Cependant, des causes agricoles ne peuvent entièrement justifier un tel phénomène. Christian Barré, directeur général d’Havana Club, nous éclaire. Boire du rhum Havana Club représente pour les Cubains la marque d’un « statut social » : « ils aspirent tous à boire du Havana Club » nous explique-t-il.
Le rhum, patrimoine havanais
Le patrimoine de la ville est influencé par ce goût pour le rhum. Le bar El Floridita où Hemingway buvait des daïquiris, cocktail réalisé à base de rhum blanc, de jus de citron vert et de sucre, est devenu une étape obligée des circuits touristiques. Bien que vampirisé par la figure de l’auteur de Qui sonne le glas, ayant transformé le lieu en une Joconde à absolument photographier, le bar mythique témoigne de la place importante du rhum dans le patrimoine havanais. Il en va de même au restaurant Dos Hermanos, autrefois fréquenté par Hemingway et Marlon Brando, qui, sur le comptoir, présente six différentes variétés de rhum Havana Club.
Le mythique hôtel Nacional propose aussi du rhum au menu. La couleur ocre de la façade est à mi-chemin entre les pigments du rhum brun et du rhum blanc. La fontaine en azulejos, héritage colonial, fait face à un bar dans lequel on retrouve de nombreux logos Havana Club. Comme l’hôtel Nacional, le rhum est un symbole de l’île, et les logos de la marque de rhum sont autant de petits drapeaux qui parsèment la capitale.

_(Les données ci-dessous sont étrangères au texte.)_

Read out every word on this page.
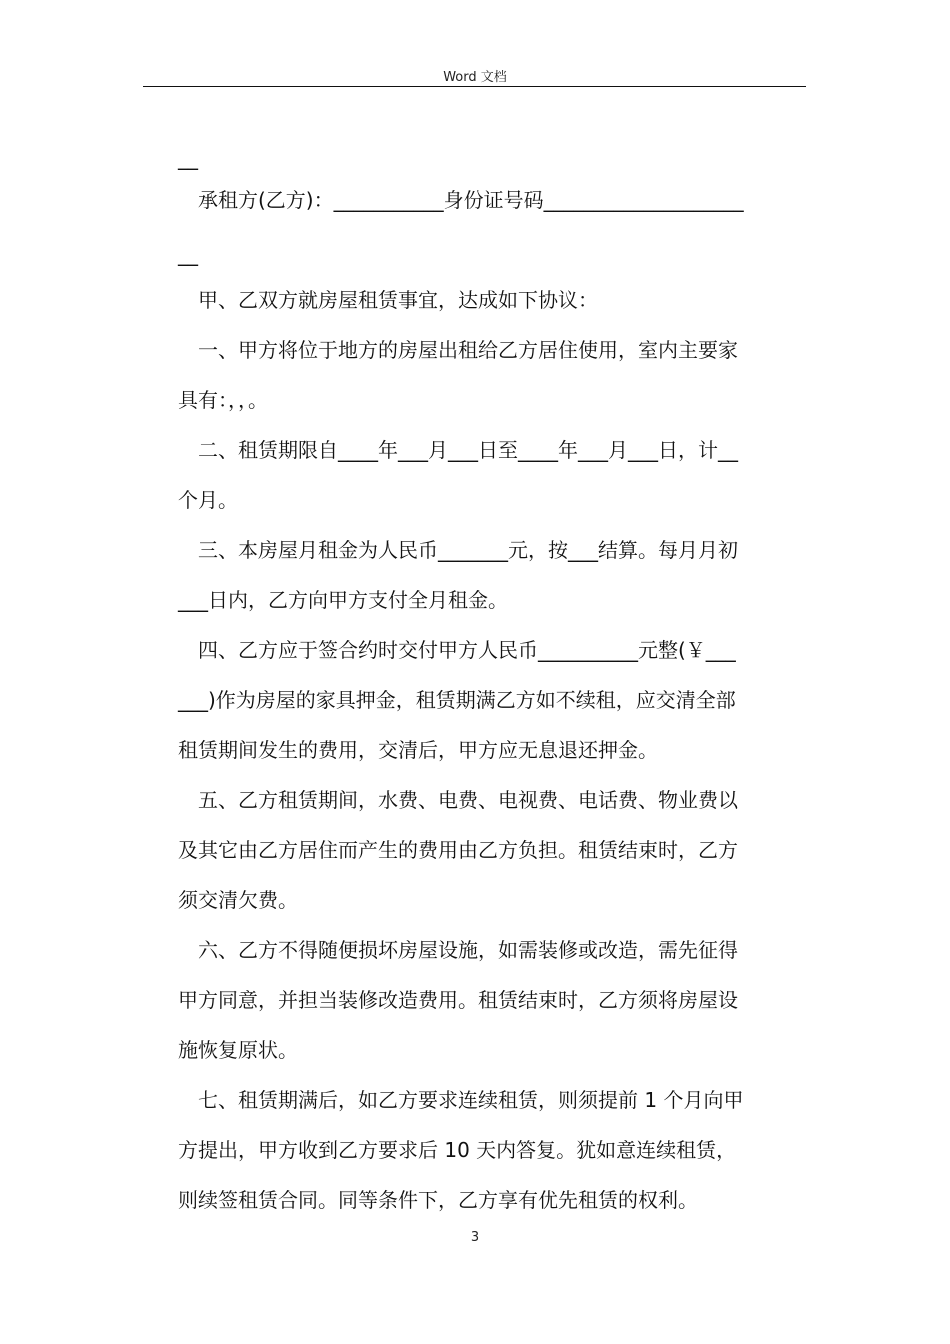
Word 文档
__
　承租方(乙方)：___________身份证号码____________________
__
　甲、乙双方就房屋租赁事宜，达成如下协议：
　一、甲方将位于地方的房屋出租给乙方居住使用，室内主要家
具有：，，。
　二、租赁期限自____年___月___日至____年___月___日，计__
个月。
　三、本房屋月租金为人民币_______元，按___结算。每月月初
___日内，乙方向甲方支付全月租金。
　四、乙方应于签合约时交付甲方人民币__________元整(￥___
___)作为房屋的家具押金，租赁期满乙方如不续租，应交清全部
租赁期间发生的费用，交清后，甲方应无息退还押金。
　五、乙方租赁期间，水费、电费、电视费、电话费、物业费以
及其它由乙方居住而产生的费用由乙方负担。租赁结束时，乙方
须交清欠费。
　六、乙方不得随便损坏房屋设施，如需装修或改造，需先征得
甲方同意，并担当装修改造费用。租赁结束时，乙方须将房屋设
施恢复原状。
　七、租赁期满后，如乙方要求连续租赁，则须提前 1 个月向甲
方提出，甲方收到乙方要求后 10 天内答复。犹如意连续租赁，
则续签租赁合同。同等条件下，乙方享有优先租赁的权利。
3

À la suite de son divorce houleux avec les États-Unis, Cuba a développé ses propres symboles : Fidel Castro et Che Guevara sont devenus des icônes mondiales, plus encore que ne le sont George Washington ou l’oncle Sam.
Havana Club est ainsi la version cubaine du Coca-Cola. L’alcool en plus, le sucre en commun. Le rhum cubain a cependant une longueur d’avance. Il a été inscrit sur la Liste représentative du patrimoine culturel immatériel de l’humanité de l’UNESCO.
Sur sa notice, l’UNESCO ne mentionne pas le savoir-faire lié à la concoction du Cuba Libre, un cocktail à base de Coca-Cola et de rhum. C’est un tort. Alliance des boissons officielles cubaines et états-uniennes, sa dégustation nous laisse espérer une paix future.